What is the cheapest way to generate AI images in 2026?

Self-hosted on Salad Cloud using an RTX 4090 ($0.16/hr). At an estimated 1,000 Flux Schnell images per hour, that is $0.00016/image - roughly 19× cheaper than Replicate's $0.003/image. The trade-off is infrastructure management and designing your system for Salad's distributed, container-restart-friendly architecture.

Are there free options for AI image generation?

Replicate, fal.ai, and Together AI all offer free credits for new accounts - enough for small-scale testing. Stable Diffusion can be run locally on your own hardware for free if you have a capable GPU. For production at any meaningful volume, free tiers are insufficient and paid infrastructure is required.

How does ComfyUI affect cost vs a simple API call?

ComfyUI introduces pipeline overhead - node execution, image saving, output retrieval - that adds a few hundred milliseconds per image. For cost calculation, this reduces effective throughput slightly compared to raw diffusion benchmarks. A complex multi-model ComfyUI workflow (upscaling, face enhancement, background removal) may generate only 200–400 images/hr on an RTX 4090 vs 1,000 for simple Flux Schnell generation. Cost per image scales accordingly.

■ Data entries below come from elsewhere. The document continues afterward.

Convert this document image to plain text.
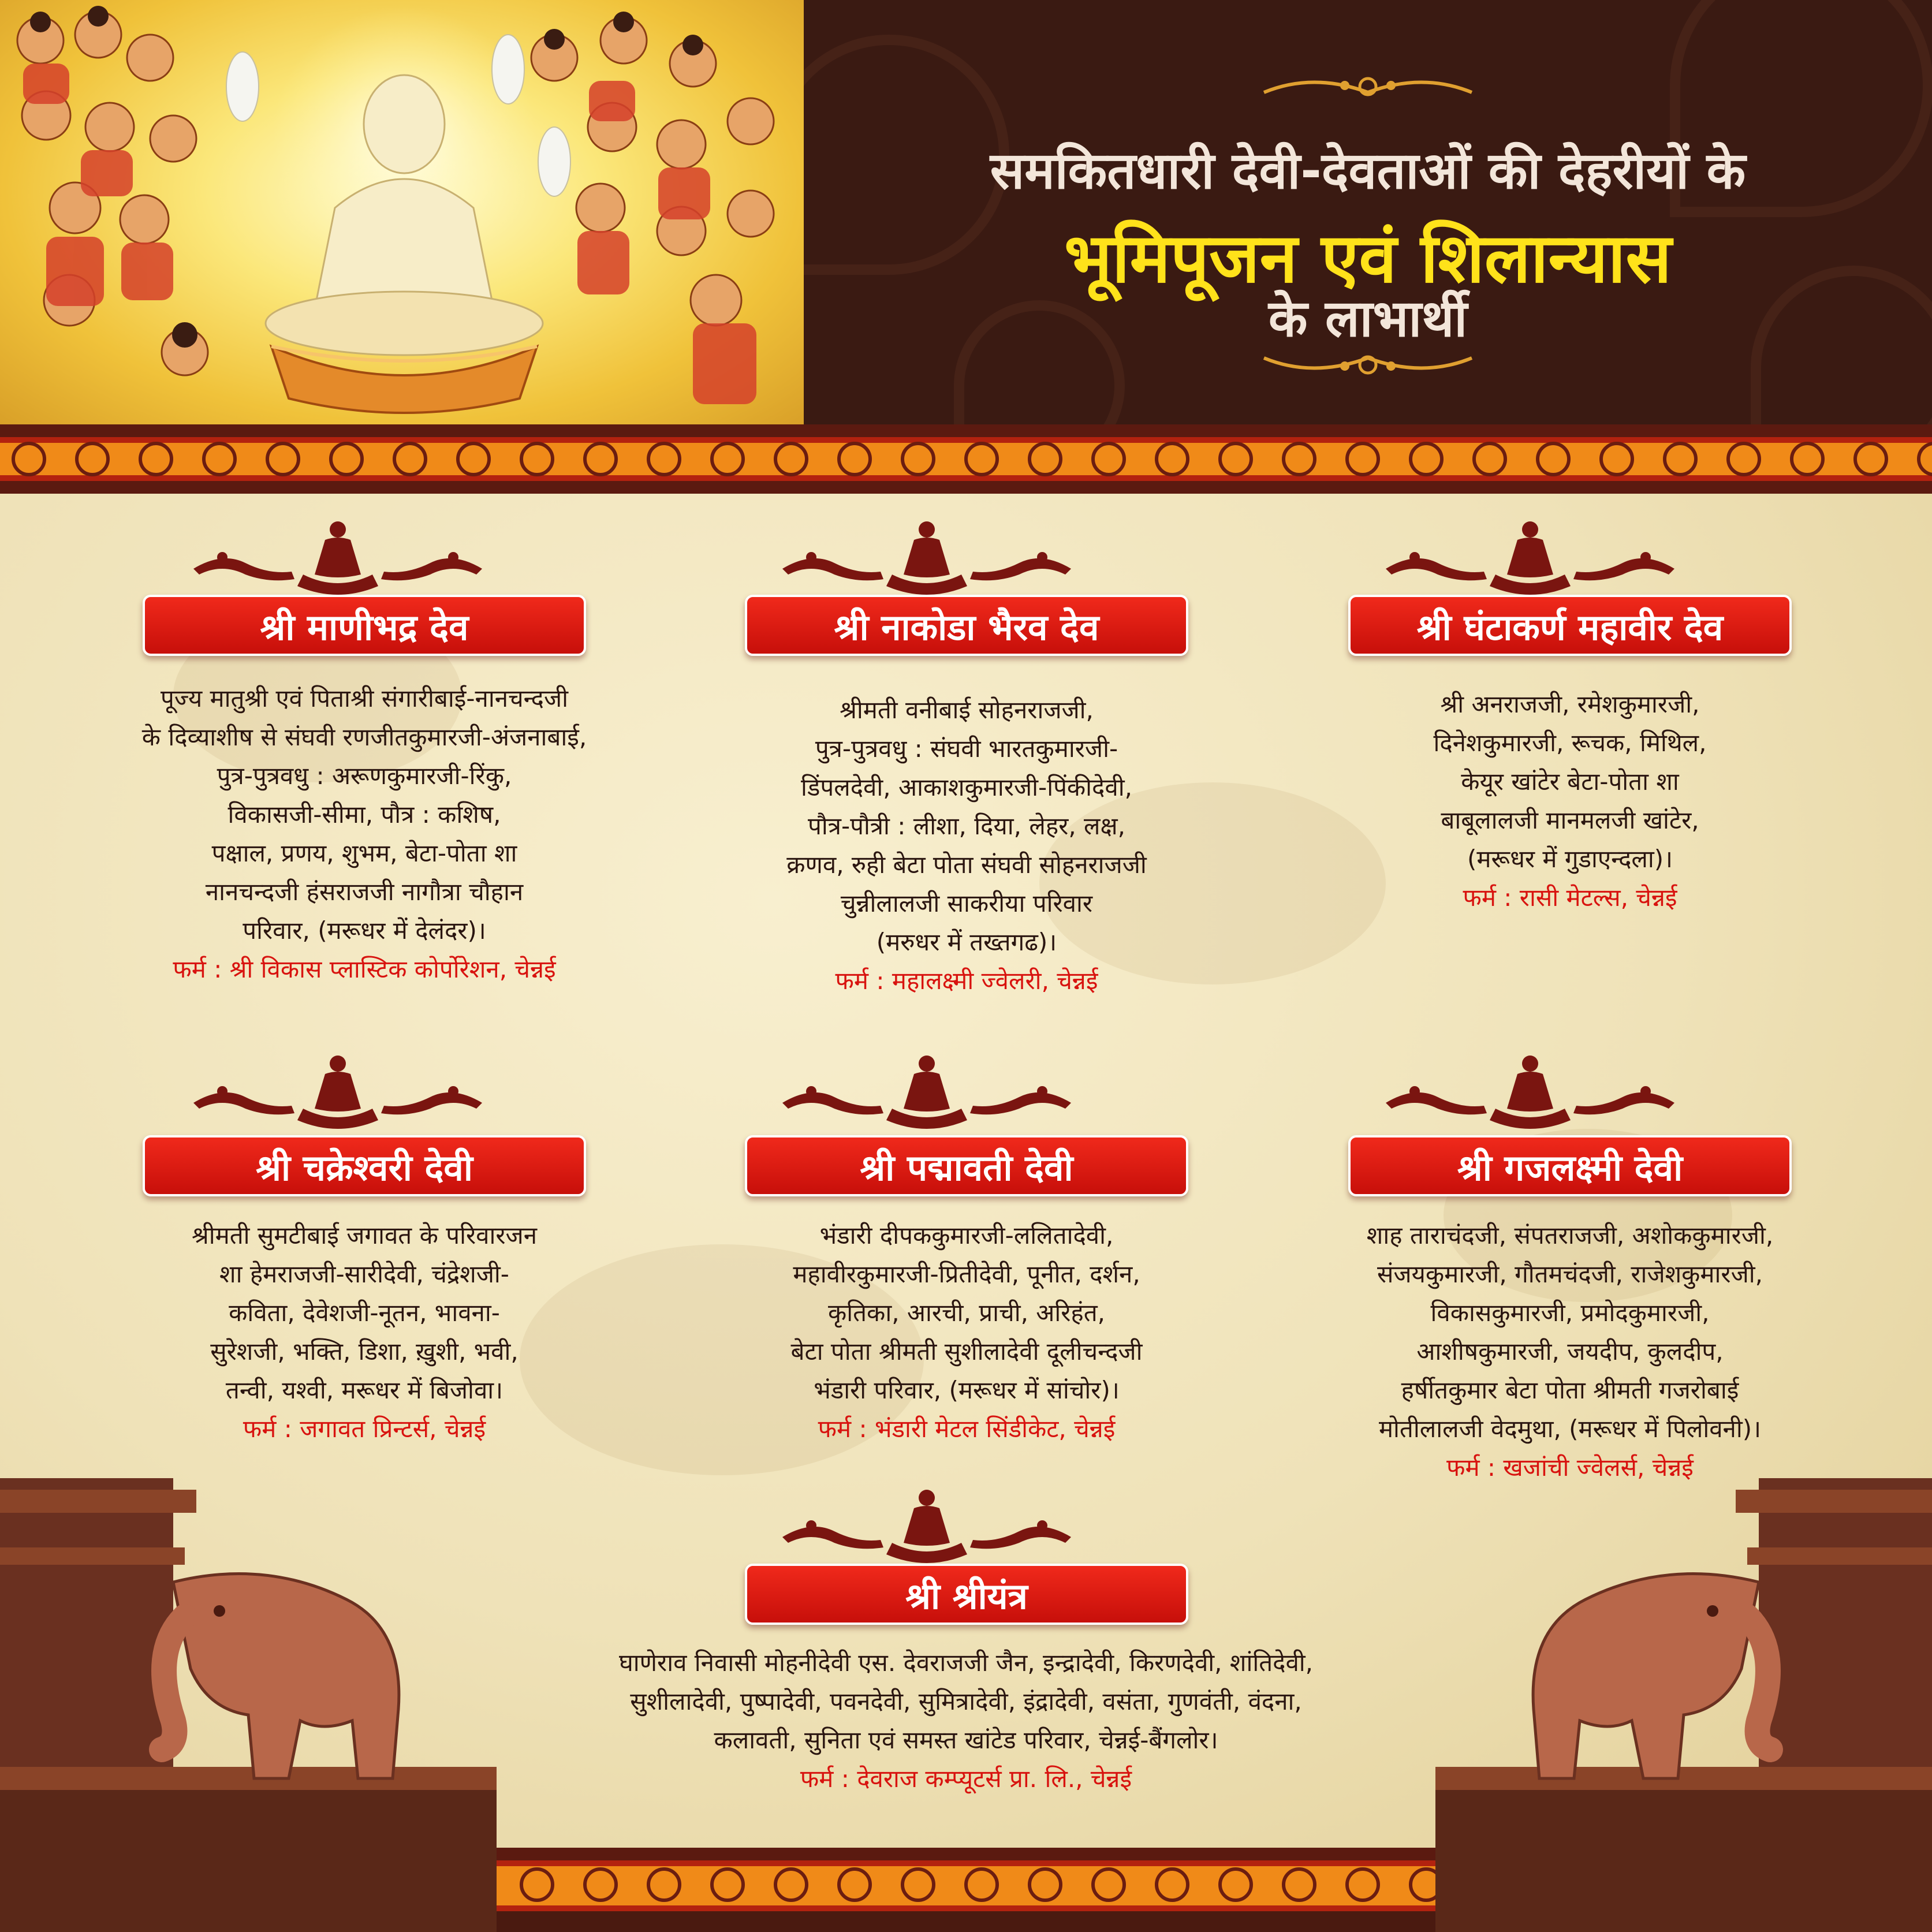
समकितधारी देवी-देवताओं की देहरीयों के
भूमिपूजन एवं शिलान्यास
के लाभार्थी
श्री माणीभद्र देव
पूज्य मातुश्री एवं पिताश्री संगारीबाई-नानचन्दजी
के दिव्याशीष से संघवी रणजीतकुमारजी-अंजनाबाई,
पुत्र-पुत्रवधु : अरूणकुमारजी-रिंकु,
विकासजी-सीमा, पौत्र : कशिष,
पक्षाल, प्रणय, शुभम, बेटा-पोता शा
नानचन्दजी हंसराजजी नागौत्रा चौहान
परिवार, (मरूधर में देलंदर)।
फर्म : श्री विकास प्लास्टिक कोर्पोरेशन, चेन्नई
श्री नाकोडा भैरव देव
श्रीमती वनीबाई सोहनराजजी,
पुत्र-पुत्रवधु : संघवी भारतकुमारजी-
डिंपलदेवी, आकाशकुमारजी-पिंकीदेवी,
पौत्र-पौत्री : लीशा, दिया, लेहर, लक्ष,
क्रणव, रुही बेटा पोता संघवी सोहनराजजी
चुन्नीलालजी साकरीया परिवार
(मरुधर में तख्तगढ)।
फर्म : महालक्ष्मी ज्वेलरी, चेन्नई
श्री घंटाकर्ण महावीर देव
श्री अनराजजी, रमेशकुमारजी,
दिनेशकुमारजी, रूचक, मिथिल,
केयूर खांटेर बेटा-पोता शा
बाबूलालजी मानमलजी खांटेर,
(मरूधर में गुडाएन्दला)।
फर्म : रासी मेटल्स, चेन्नई
श्री चक्रेश्वरी देवी
श्रीमती सुमटीबाई जगावत के परिवारजन
शा हेमराजजी-सारीदेवी, चंद्रेशजी-
कविता, देवेशजी-नूतन, भावना-
सुरेशजी, भक्ति, डिशा, ख़ुशी, भवी,
तन्वी, यश्वी, मरूधर में बिजोवा।
फर्म : जगावत प्रिन्टर्स, चेन्नई
श्री पद्मावती देवी
भंडारी दीपककुमारजी-ललितादेवी,
महावीरकुमारजी-प्रितीदेवी, पूनीत, दर्शन,
कृतिका, आरची, प्राची, अरिहंत,
बेटा पोता श्रीमती सुशीलादेवी दूलीचन्दजी
भंडारी परिवार, (मरूधर में सांचोर)।
फर्म : भंडारी मेटल सिंडीकेट, चेन्नई
श्री गजलक्ष्मी देवी
शाह ताराचंदजी, संपतराजजी, अशोककुमारजी,
संजयकुमारजी, गौतमचंदजी, राजेशकुमारजी,
विकासकुमारजी, प्रमोदकुमारजी,
आशीषकुमारजी, जयदीप, कुलदीप,
हर्षीतकुमार बेटा पोता श्रीमती गजरोबाई
मोतीलालजी वेदमुथा, (मरूधर में पिलोवनी)।
फर्म : खजांची ज्वेलर्स, चेन्नई
श्री श्रीयंत्र
घाणेराव निवासी मोहनीदेवी एस. देवराजजी जैन, इन्द्रादेवी, किरणदेवी, शांतिदेवी,
सुशीलादेवी, पुष्पादेवी, पवनदेवी, सुमित्रादेवी, इंद्रादेवी, वसंता, गुणवंती, वंदना,
कलावती, सुनिता एवं समस्त खांटेड परिवार, चेन्नई-बैंगलोर।
फर्म : देवराज कम्प्यूटर्स प्रा. लि., चेन्नई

When should I switch from managed API to self-hosted?

The rough rule of thumb: when your monthly API bill exceeds ~$200–$300 and you have 2–4 weeks of engineering capacity to invest in self-hosted setup and ongoing maintenance. At that point, RunPod Serverless or Salad starts saving real money. Below that volume, the managed API's zero-overhead simplicity is worth the premium.